書いたら、忘れる。——「それでいいのだ」

綴る

僕は考えをまとめるために文章を書きます。

書いたら、手放してしまう。そして完全に忘れる(笑)

日ごろ感じた雑多な感情や思いついたこと。それらを処理し、消化するために書く。書き終わったら、もうそれは僕のなかにない。そういうことが必要な性分なのでしょう。もっとぼーっとして、ぽかーんと生きられたらいいのに、と時々思いますが、どうやら無理みたい(笑)

書いたら忘れる。それでいいのだ。

バカボンのパパは「それでいいのだ」が口癖です。あの人、じつは東大を落第した天才という設定で、全部わかったすえにあの境地に至っている。

なにもかもを全肯定するその姿勢は、仏陀の悟りと構造が同じだと僕は思います。2000年以上かけても哲学者たちが答えを出せなかった問いに、バカボンのパパはあっさり答えていた。

「それでいいのだ」

小説家をめざして——

大学生のころから、小説家になりたいという願望がありました。

書くにあたって、深い思索やテーマが必要だと感じていました。最初はそれを求めて、哲学を読み始めたのだと思います。プラトン、デカルト、カント、ニーチェ、マルクス——。読み進めるほど、思想がおもしろくなっていった。

あとになって気づいたのですが、村上春樹も哲学書をかなり読み込んでいます。哲学を知って読みなおすと、ああここは新プラトン学派の影響だな、ここはヒュームだな、ということが見えてくる。昔はまったく気づかなかったのに。

ただ、西洋哲学では答えが見つかりませんでした。思想がどんどん変転していって、最後はプラグマティズムで肩透かしを食らった。2000年以上かけて、なにも答えを出していないじゃないかと(笑)

僕の軸になったのは東洋哲学です。そのあたりは「哲学の旅から帰ってきたら、ヨガマットの上に答えがあった」に書きました。

はやま

哲学を学んでよかったことがひとつあります。「正しい答えなどない」とわかったことです。哲学者たちが2000年かけても答えを出せなかった問いに、僕ごときが答えを出せるわけがない。そう思ったら、ずいぶん楽になりました。それでいいのだ(笑)

ここは、手放す場所

「綴る」は、ほかのカテゴリーにマッチしない、でも書きたいことを置いておく場所です。

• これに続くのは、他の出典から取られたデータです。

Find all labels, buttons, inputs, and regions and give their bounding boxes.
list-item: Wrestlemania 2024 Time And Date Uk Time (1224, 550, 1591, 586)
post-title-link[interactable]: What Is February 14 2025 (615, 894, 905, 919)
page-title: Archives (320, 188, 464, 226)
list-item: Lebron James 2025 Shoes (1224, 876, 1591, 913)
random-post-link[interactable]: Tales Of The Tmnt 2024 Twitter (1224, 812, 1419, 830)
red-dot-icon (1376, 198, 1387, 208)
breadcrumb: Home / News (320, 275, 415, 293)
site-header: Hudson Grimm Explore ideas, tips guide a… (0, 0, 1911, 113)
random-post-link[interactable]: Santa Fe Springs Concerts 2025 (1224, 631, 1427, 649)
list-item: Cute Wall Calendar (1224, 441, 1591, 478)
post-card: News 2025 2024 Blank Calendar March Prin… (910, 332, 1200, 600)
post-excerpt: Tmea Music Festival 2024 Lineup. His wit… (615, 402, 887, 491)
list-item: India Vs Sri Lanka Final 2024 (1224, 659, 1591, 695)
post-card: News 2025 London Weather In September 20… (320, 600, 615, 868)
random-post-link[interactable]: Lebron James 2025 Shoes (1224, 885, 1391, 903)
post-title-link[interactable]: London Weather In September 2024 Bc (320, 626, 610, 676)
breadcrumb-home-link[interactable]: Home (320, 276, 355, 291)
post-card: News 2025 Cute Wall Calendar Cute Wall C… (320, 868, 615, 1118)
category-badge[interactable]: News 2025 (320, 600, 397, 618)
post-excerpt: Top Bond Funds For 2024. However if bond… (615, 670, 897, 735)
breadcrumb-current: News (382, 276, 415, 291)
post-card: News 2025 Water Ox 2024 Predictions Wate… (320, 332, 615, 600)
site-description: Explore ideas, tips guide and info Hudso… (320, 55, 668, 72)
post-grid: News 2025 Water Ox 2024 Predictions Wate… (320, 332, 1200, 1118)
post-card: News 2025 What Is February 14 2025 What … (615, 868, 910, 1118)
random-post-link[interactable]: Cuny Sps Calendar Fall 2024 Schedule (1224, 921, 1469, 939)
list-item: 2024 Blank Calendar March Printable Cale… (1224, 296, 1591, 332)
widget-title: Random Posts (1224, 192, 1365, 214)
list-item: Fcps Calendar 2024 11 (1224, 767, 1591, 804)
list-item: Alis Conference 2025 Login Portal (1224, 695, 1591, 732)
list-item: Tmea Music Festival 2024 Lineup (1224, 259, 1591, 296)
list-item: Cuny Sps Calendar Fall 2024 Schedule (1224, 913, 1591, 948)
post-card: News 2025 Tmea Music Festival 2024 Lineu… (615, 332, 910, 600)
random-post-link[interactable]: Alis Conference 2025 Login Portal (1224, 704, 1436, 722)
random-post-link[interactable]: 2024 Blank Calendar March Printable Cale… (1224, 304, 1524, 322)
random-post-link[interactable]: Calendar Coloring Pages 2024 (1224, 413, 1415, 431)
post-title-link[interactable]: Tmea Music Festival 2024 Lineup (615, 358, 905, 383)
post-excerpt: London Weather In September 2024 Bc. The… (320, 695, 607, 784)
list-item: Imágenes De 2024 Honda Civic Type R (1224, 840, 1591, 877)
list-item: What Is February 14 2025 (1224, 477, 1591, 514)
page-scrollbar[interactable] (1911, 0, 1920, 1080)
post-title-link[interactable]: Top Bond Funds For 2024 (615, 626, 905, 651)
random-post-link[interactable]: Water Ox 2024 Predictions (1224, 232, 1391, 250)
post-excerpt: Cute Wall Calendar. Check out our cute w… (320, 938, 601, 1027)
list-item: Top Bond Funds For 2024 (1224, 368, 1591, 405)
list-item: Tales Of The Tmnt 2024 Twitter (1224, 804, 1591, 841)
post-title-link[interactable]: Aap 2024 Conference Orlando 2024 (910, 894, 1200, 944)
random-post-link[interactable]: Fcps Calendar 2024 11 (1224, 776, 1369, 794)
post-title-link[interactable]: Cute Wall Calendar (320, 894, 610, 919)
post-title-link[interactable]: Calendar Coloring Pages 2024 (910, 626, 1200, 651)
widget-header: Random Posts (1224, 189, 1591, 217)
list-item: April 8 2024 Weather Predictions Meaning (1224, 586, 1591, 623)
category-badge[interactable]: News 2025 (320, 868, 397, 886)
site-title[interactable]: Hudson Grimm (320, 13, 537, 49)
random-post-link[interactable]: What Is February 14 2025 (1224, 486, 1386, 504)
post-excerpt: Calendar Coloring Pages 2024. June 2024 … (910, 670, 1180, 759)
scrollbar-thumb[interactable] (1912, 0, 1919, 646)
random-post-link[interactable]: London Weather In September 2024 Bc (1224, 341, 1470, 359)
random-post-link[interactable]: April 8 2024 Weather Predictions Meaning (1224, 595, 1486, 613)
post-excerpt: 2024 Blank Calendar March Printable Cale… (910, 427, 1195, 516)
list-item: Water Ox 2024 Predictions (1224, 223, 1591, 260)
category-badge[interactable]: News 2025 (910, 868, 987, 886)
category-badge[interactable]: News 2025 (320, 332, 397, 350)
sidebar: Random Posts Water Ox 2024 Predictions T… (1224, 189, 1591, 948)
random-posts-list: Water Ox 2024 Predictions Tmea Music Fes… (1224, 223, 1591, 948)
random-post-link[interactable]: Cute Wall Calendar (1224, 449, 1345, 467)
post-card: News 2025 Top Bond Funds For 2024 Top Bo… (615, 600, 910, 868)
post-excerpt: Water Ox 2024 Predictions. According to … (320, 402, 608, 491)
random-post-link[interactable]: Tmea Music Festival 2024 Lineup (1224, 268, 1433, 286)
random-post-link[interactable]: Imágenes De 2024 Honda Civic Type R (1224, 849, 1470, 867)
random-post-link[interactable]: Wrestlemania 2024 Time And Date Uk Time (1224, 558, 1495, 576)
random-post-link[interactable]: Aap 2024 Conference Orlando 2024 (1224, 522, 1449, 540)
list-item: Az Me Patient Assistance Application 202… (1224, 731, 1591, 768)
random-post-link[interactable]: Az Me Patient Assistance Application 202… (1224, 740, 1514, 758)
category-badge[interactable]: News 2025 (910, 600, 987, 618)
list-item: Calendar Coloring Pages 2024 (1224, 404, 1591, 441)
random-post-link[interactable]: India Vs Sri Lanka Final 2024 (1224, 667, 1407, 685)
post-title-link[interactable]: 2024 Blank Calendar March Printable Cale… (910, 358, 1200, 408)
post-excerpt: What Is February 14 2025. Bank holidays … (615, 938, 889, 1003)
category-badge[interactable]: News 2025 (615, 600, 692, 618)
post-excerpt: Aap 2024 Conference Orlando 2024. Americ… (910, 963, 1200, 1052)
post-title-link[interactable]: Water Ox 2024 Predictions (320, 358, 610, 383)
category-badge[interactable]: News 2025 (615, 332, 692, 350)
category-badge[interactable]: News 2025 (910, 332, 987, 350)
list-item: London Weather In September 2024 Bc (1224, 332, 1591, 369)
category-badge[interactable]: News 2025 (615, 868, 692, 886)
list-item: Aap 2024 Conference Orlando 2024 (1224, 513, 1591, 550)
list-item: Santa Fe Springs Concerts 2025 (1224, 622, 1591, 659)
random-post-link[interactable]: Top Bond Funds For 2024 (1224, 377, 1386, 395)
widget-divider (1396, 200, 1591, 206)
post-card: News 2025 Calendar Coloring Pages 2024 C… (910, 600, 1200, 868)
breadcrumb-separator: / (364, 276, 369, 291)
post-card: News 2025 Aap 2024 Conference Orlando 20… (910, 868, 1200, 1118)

哲学のこと、音楽のこと、映画のこと、日々の思索。整理されていないもの、答えの出ていないもの、ただ感じたことをそのまま書いたもの——。そういうものが集まっています。

読んで何かの役に立つかどうかはわかりません。でも書かずにはいられないものが、人間には誰しもあると思う。僕にとってそれが、ここにある。

書いたら忘れるので、内容については責任を持てませんが(笑)、どうぞお付き合いください。